これってどうなの?司法消極主義

違憲審査制のあり方をめぐって、裁判所が立法機関である国会が下した決定を最大限に尊重して、違憲性があることが明確でない限りは審査を行わないという考え方のことを、司法消極主義とよんでいます。
これは、国会は選挙によって選ばれた国民の代表者からなる組織であるため、選挙で選ばれたわけではない裁判官は抑制的であるべきだという考え方や、憲法が司法・立法・行政という三権分立を定めている以上は、司法だけが突出すべきではないという考え方などが根底となっています。
いっぽう、司法積極主義とよばれるものもあり、これは文字通り、憲法を守るという趣旨からは、むしろ裁判所が積極的に独自の憲法論を打ち出したほうがよいとする、対極的な考え方のことです。
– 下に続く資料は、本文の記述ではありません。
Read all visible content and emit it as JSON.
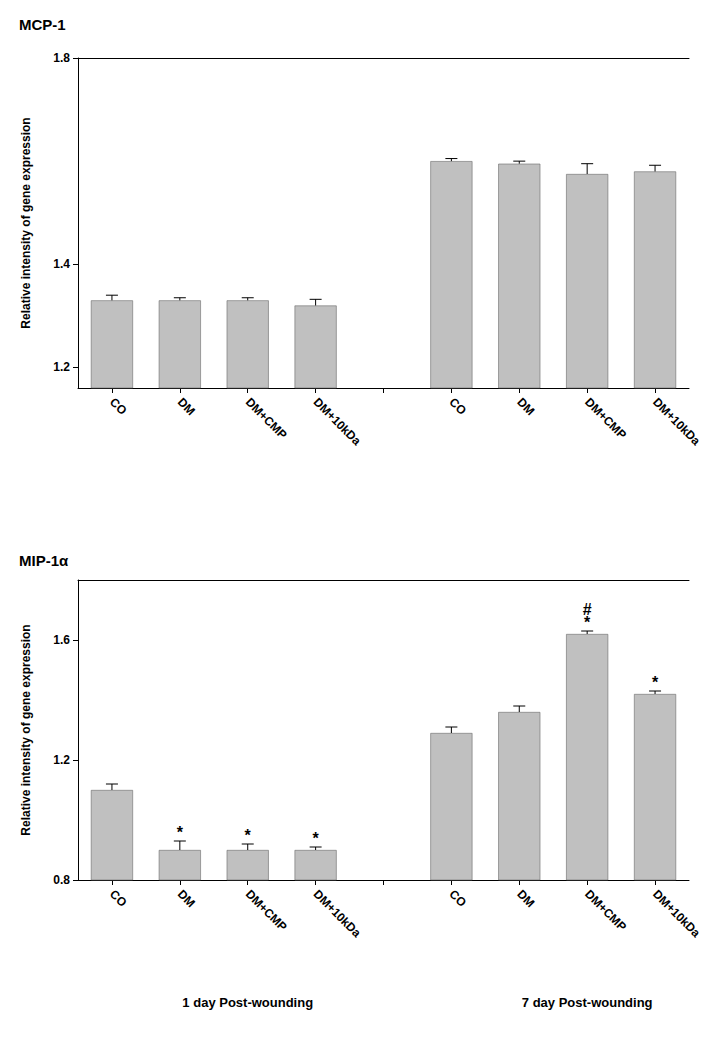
{
  "chart_data": [
    {
      "type": "bar",
      "title": "MCP-1",
      "y_label": "Relative intensity of gene expression",
      "categories": [
        "CO",
        "DM",
        "DM+CMP",
        "DM+10kDa",
        null,
        "CO",
        "DM",
        "DM+CMP",
        "DM+10kDa"
      ],
      "values": [
        1.33,
        1.33,
        1.33,
        1.32,
        null,
        1.6,
        1.595,
        1.575,
        1.58
      ],
      "errors": [
        0.01,
        0.005,
        0.005,
        0.012,
        null,
        0.005,
        0.005,
        0.02,
        0.012
      ],
      "color": "#c0c0c0",
      "ylim": [
        1.16,
        1.8
      ],
      "yticks": [
        1.2,
        1.4,
        1.8
      ],
      "grid": false
    },
    {
      "type": "bar",
      "title": "MIP-1α",
      "y_label": "Relative intensity of gene expression",
      "categories": [
        "CO",
        "DM",
        "DM+CMP",
        "DM+10kDa",
        null,
        "CO",
        "DM",
        "DM+CMP",
        "DM+10kDa"
      ],
      "values": [
        1.1,
        0.9,
        0.9,
        0.9,
        null,
        1.29,
        1.36,
        1.62,
        1.42
      ],
      "errors": [
        0.02,
        0.03,
        0.02,
        0.01,
        null,
        0.02,
        0.02,
        0.01,
        0.01
      ],
      "significance": [
        null,
        [
          "*"
        ],
        [
          "*"
        ],
        [
          "*"
        ],
        null,
        null,
        null,
        [
          "#",
          "*"
        ],
        [
          "*"
        ]
      ],
      "groups": [
        "1 day Post-wounding",
        "7 day Post-wounding"
      ],
      "color": "#c0c0c0",
      "ylim": [
        0.8,
        1.8
      ],
      "yticks": [
        0.8,
        1.2,
        1.6
      ],
      "grid": false
    }
  ]
}
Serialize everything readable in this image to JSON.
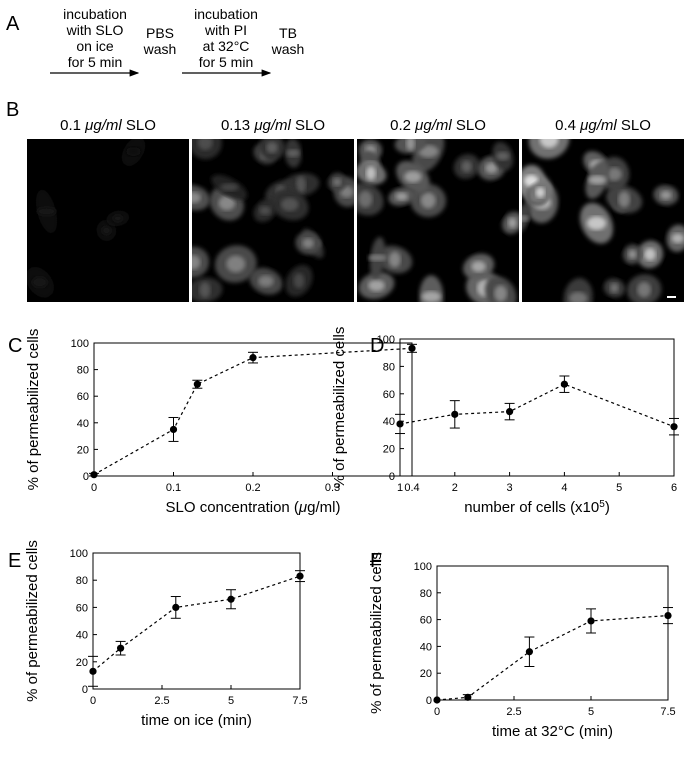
{
  "panel_labels": [
    "A",
    "B",
    "C",
    "D",
    "E",
    "F"
  ],
  "protocol": {
    "step1": [
      "incubation",
      "with SLO",
      "on ice",
      "for 5 min"
    ],
    "step2": [
      "PBS",
      "wash"
    ],
    "step3": [
      "incubation",
      "with PI",
      "at 32°C",
      "for 5 min"
    ],
    "step4": [
      "TB",
      "wash"
    ]
  },
  "micrographs": [
    {
      "prefix": "0.1 ",
      "unit": "μg/ml",
      "suffix": " SLO",
      "brightness": 0.03
    },
    {
      "prefix": "0.13 ",
      "unit": "μg/ml",
      "suffix": " SLO",
      "brightness": 0.55
    },
    {
      "prefix": "0.2 ",
      "unit": "μg/ml",
      "suffix": " SLO",
      "brightness": 0.8
    },
    {
      "prefix": "0.4 ",
      "unit": "μg/ml",
      "suffix": " SLO",
      "brightness": 0.95
    }
  ],
  "chart_data": [
    {
      "panel": "C",
      "type": "line",
      "xlabel_parts": [
        "SLO concentration (",
        "μ",
        "g/ml)"
      ],
      "ylabel": "% of permeabilized cells",
      "x": [
        0,
        0.1,
        0.13,
        0.2,
        0.4
      ],
      "y": [
        1,
        35,
        69,
        89,
        96
      ],
      "err": [
        1,
        9,
        3,
        4,
        3
      ],
      "xlim": [
        0,
        0.4
      ],
      "ylim": [
        0,
        100
      ],
      "xticks": [
        0,
        0.1,
        0.2,
        0.3,
        0.4
      ],
      "xtick_labels": [
        "0",
        "0.1",
        "0.2",
        "0.3",
        "0.4"
      ],
      "yticks": [
        0,
        20,
        40,
        60,
        80,
        100
      ],
      "ytick_labels": [
        "0",
        "20",
        "40",
        "60",
        "80",
        "100"
      ]
    },
    {
      "panel": "D",
      "type": "line",
      "xlabel_parts": [
        "number of cells (x10",
        "5",
        ")"
      ],
      "ylabel": "% of permeabilized cells",
      "x": [
        1,
        2,
        3,
        4,
        6
      ],
      "y": [
        38,
        45,
        47,
        67,
        36
      ],
      "err": [
        7,
        10,
        6,
        6,
        6
      ],
      "xlim": [
        1,
        6
      ],
      "ylim": [
        0,
        100
      ],
      "xticks": [
        1,
        2,
        3,
        4,
        5,
        6
      ],
      "xtick_labels": [
        "1",
        "2",
        "3",
        "4",
        "5",
        "6"
      ],
      "yticks": [
        0,
        20,
        40,
        60,
        80,
        100
      ],
      "ytick_labels": [
        "0",
        "20",
        "40",
        "60",
        "80",
        "100"
      ]
    },
    {
      "panel": "E",
      "type": "line",
      "xlabel_parts": [
        "time on ice (min)"
      ],
      "ylabel": "% of permeabilized cells",
      "x": [
        0,
        1,
        3,
        5,
        7.5
      ],
      "y": [
        13,
        30,
        60,
        66,
        83
      ],
      "err": [
        11,
        5,
        8,
        7,
        4
      ],
      "xlim": [
        0,
        7.5
      ],
      "ylim": [
        0,
        100
      ],
      "xticks": [
        0,
        2.5,
        5,
        7.5
      ],
      "xtick_labels": [
        "0",
        "2.5",
        "5",
        "7.5"
      ],
      "yticks": [
        0,
        20,
        40,
        60,
        80,
        100
      ],
      "ytick_labels": [
        "0",
        "20",
        "40",
        "60",
        "80",
        "100"
      ]
    },
    {
      "panel": "F",
      "type": "line",
      "xlabel_parts": [
        "time at 32°C (min)"
      ],
      "ylabel": "% of permeabilized cells",
      "x": [
        0,
        1,
        3,
        5,
        7.5
      ],
      "y": [
        0,
        2,
        36,
        59,
        63
      ],
      "err": [
        0,
        2,
        11,
        9,
        6
      ],
      "xlim": [
        0,
        7.5
      ],
      "ylim": [
        0,
        100
      ],
      "xticks": [
        0,
        2.5,
        5,
        7.5
      ],
      "xtick_labels": [
        "0",
        "2.5",
        "5",
        "7.5"
      ],
      "yticks": [
        0,
        20,
        40,
        60,
        80,
        100
      ],
      "ytick_labels": [
        "0",
        "20",
        "40",
        "60",
        "80",
        "100"
      ]
    }
  ]
}
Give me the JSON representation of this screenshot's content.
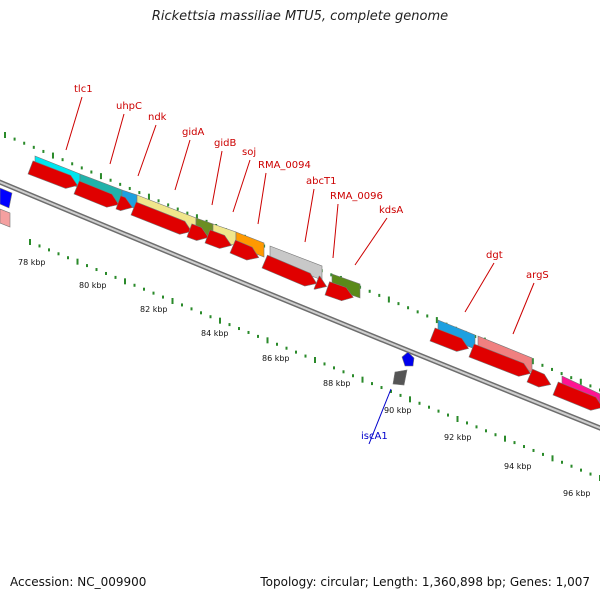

わが国の場合、裁判所に違憲審査制による権限が認められているとはいっても、それは訴訟によって具体的な事件について憲法への適合性が争われている場合についてのみ行使できるものとされています。
そのため、訴訟においても裁判所は合憲・違憲というところまで踏み込まずに、その前段で憲法判断そのものを回避したりする場合があることから、どちらかといえば消極主義のほうに傾いているのではないかとみられています。